What has been the biggest setback in your career and how did you overcome it?

The first big setback in my career was becoming a mother and trying to be the best parent I could be whilst still progressing in my career. I think it definitely set me back a couple of years as although I technically had the right structure in my work life to manage my home life, it took me a couple of years to get back to where I was in my career before babies and that knocked my confidence a bit. It was the first time it was knocked to that degree.

I got out of that by reassessing what was realistic for me achieve whilst still being a mum and how I needed to show up at work to show everyone that just because I’m a mum doesn’t mean my career is on hold. It took me a while to blend the two lives but I’m now at a point where those two are blended perfectly and I feel really confident showing up as Jennifer the business women and Jennifer the mother because they are now the same person!

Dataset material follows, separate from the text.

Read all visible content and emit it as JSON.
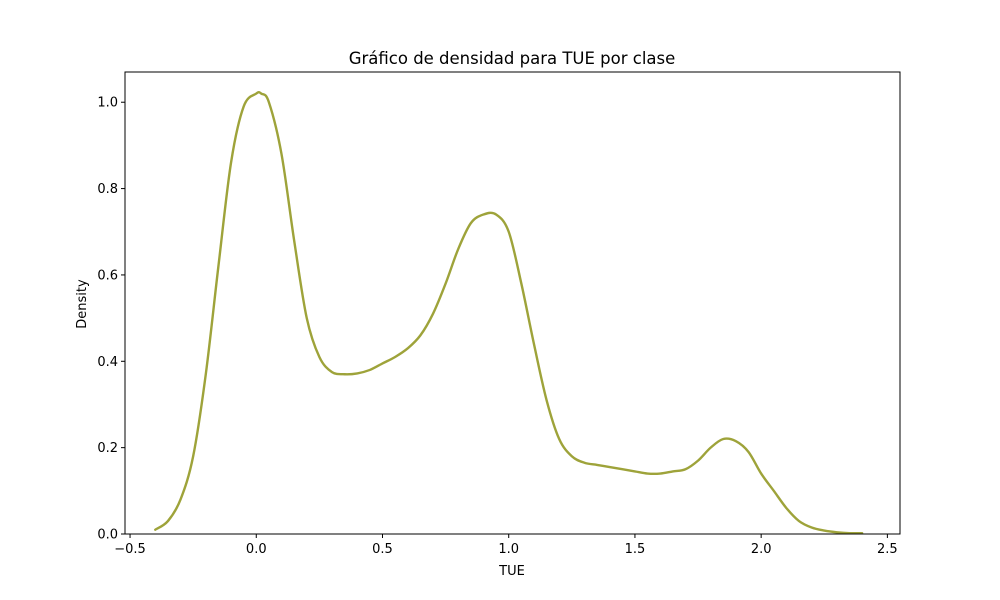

Can you recommend any schemes, programmes for young black women trying to enter the industry?

Taylor Bennett. The thing that makes them so good is that it’s not just a placement but it’s the teaching and learning that you get from them as well. Its comprehensive.  Social networks, where you can exchange challenges and goals are also great and they don’t have to be comms specific. Together we’re stronger as a community and we can drive and learn from each other and I think we need that support.

What would be your advice to young females keen to enter the industry?

Always believe in who you are – take a risk and lean in to every opportunity!

I would also say that what has helped me is thinking about the people that can be your allies and sponsors.  It’s great if they can look like you but don’t discount different sponsors also. Diversity of sponsorship is really important. It’s not just about people who look like you. You need to think about a variety of people that can help in your career.

Do you feel the BLM protests have started to trigger real change in the industry or are people just paying lip service to the issue?

I don’t think we’ve seen real change yet because change takes time. It’s definitely started a more honest conversation which is good. Whatever your background is, or wherever you are in your career, it’s given us permission and a platform to speak up and that has been the biggest change. It can’t just end here – we need to continue to speak up but make sure that it is heard and that there is an equally passionate response.